A coalition of 13 leading gambling operators in the Swedish market has taken a unified stand against a controversial tax proposal put forward by horse racing operator ATG.
In a collective letter issued by the trade association Branschföreningen för Onlinespel (BOS), executives including Stella David of Entain, Pontus Lindwall of Betsson Group, and Per Widerström of evoke urged the government to reject ATG’s call for a restructuring of the national gambling tax framework.
The conflict stems from ATG’s lobbying efforts to reduce the tax on horse racing betting to 18 percent, a move the operator suggests offsetting by raising the general gambling tax, which applies to online casinos, to 26 percent. ATG’s argument rests on the premise that online casino products carry higher risks and that revenue from horse betting is vital for funding the equestrian sector.
However, the BOS coalition warns that such a shift could have severe consequences for market stability and consumer safety.
The core of their argument revolves around “channelization”—the rate at which players choose licensed, regulated operators over unlicensed offshore sites. Gustaf Hoffstedt, Secretary General of BOS, highlighted the disparity in current channelization rates between the two verticals. “Horse betting has a channelisation rate of between 98-99 per cent,” Hoffstedt noted, whereas “online casino, according to the most optimistic estimates, has a channelisation rate of between 72-82 per cent.”
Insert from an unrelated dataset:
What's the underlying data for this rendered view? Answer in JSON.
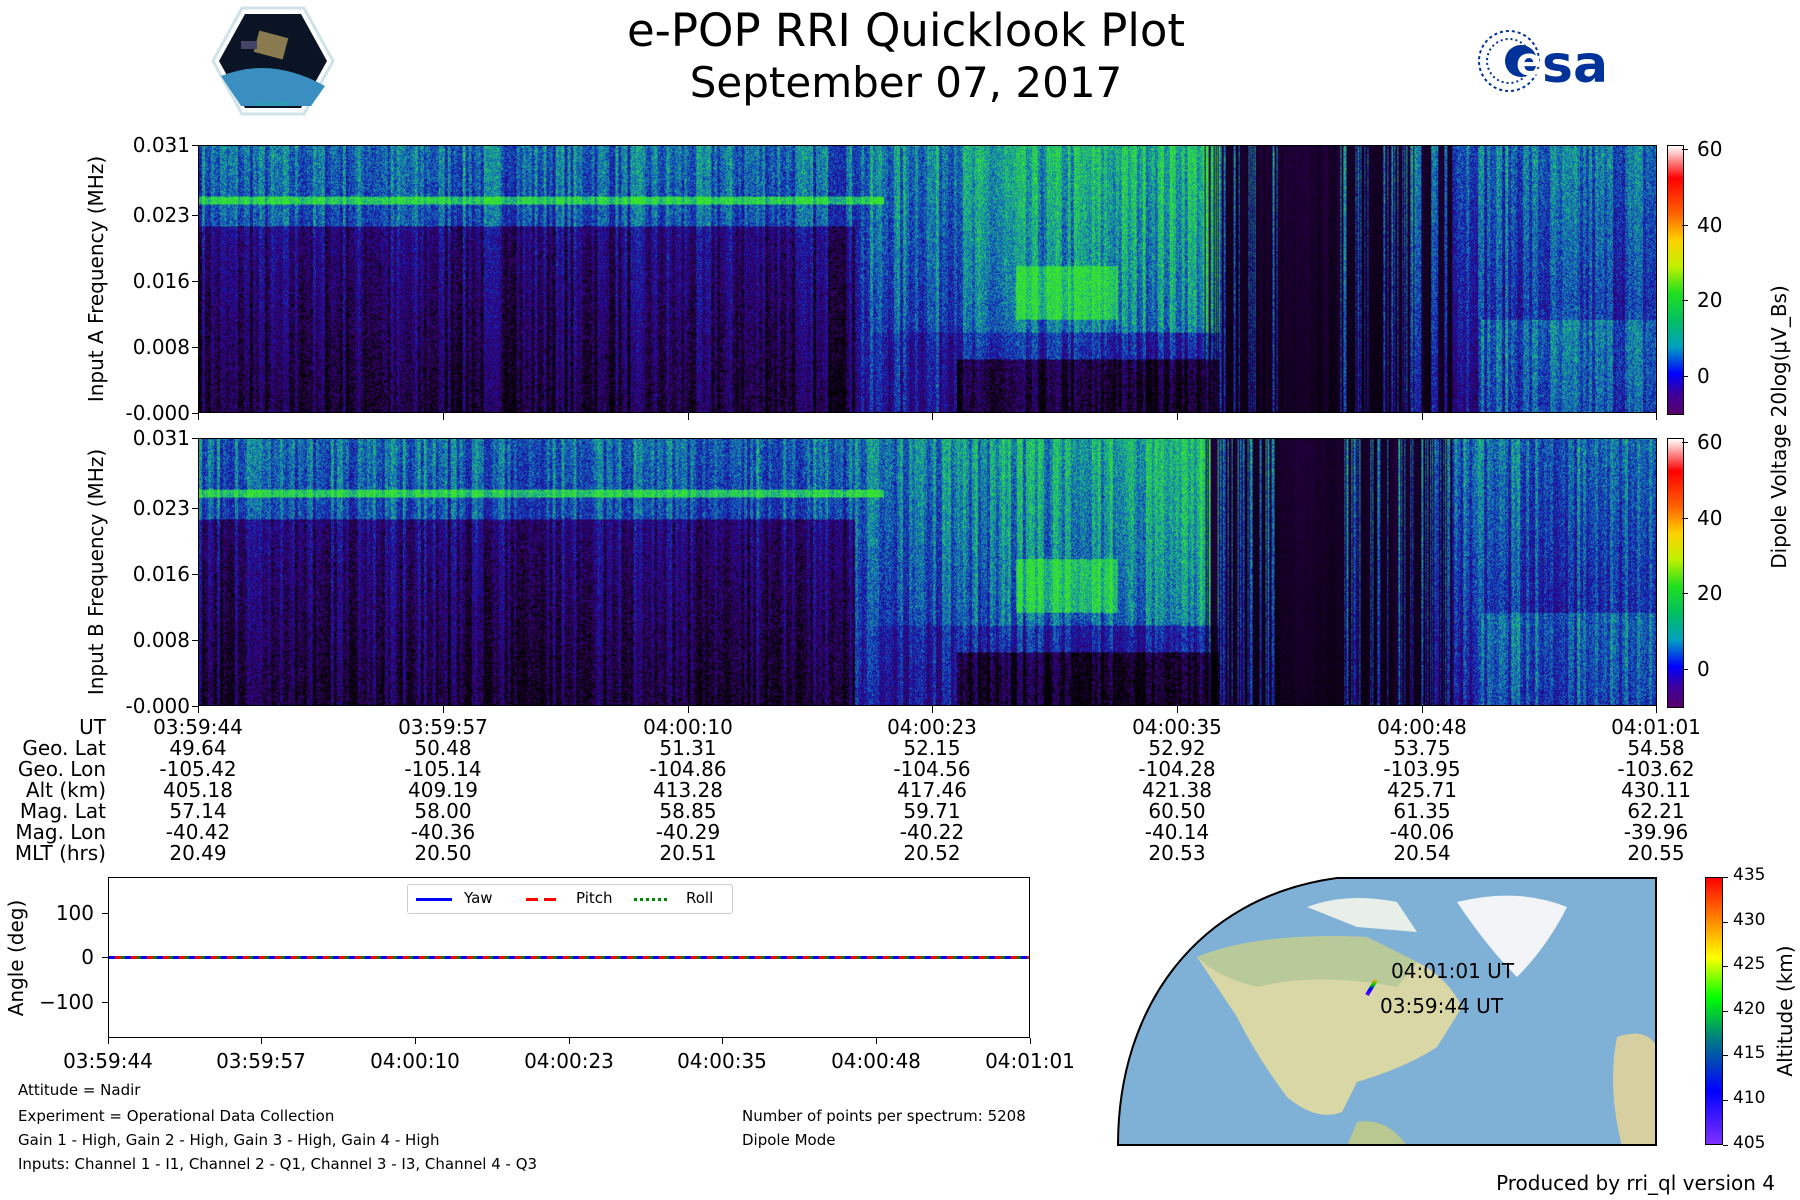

The fear is that increasing the tax burden on the already struggling online casino sector will only drive more players to the black market. “The higher the tax, the greater the risk that the consumer will choose unlicensed gambling, where neither gambling tax nor consumer protection exists,” Hoffstedt explained. He described the logic of lowering taxes for a high-channelization sector while raising them for a low-channelization one as “completely incomprehensible,” particularly “for those who prioritize consumer protection.”
The letter also pointed out that the industry is already grappling with a recent tax hike from 18 to 22 percent. Furthermore, BOS reminded stakeholders that ATG has already benefited significantly from past reforms. “It can be recalled in this context that until the reregulation of the gambling market in 2019, ATG paid 35 per cent tax on its gambling surplus,” Hoffstedt stated, adding that the company has “therefore de facto already received a significant tax reduction with the reform.”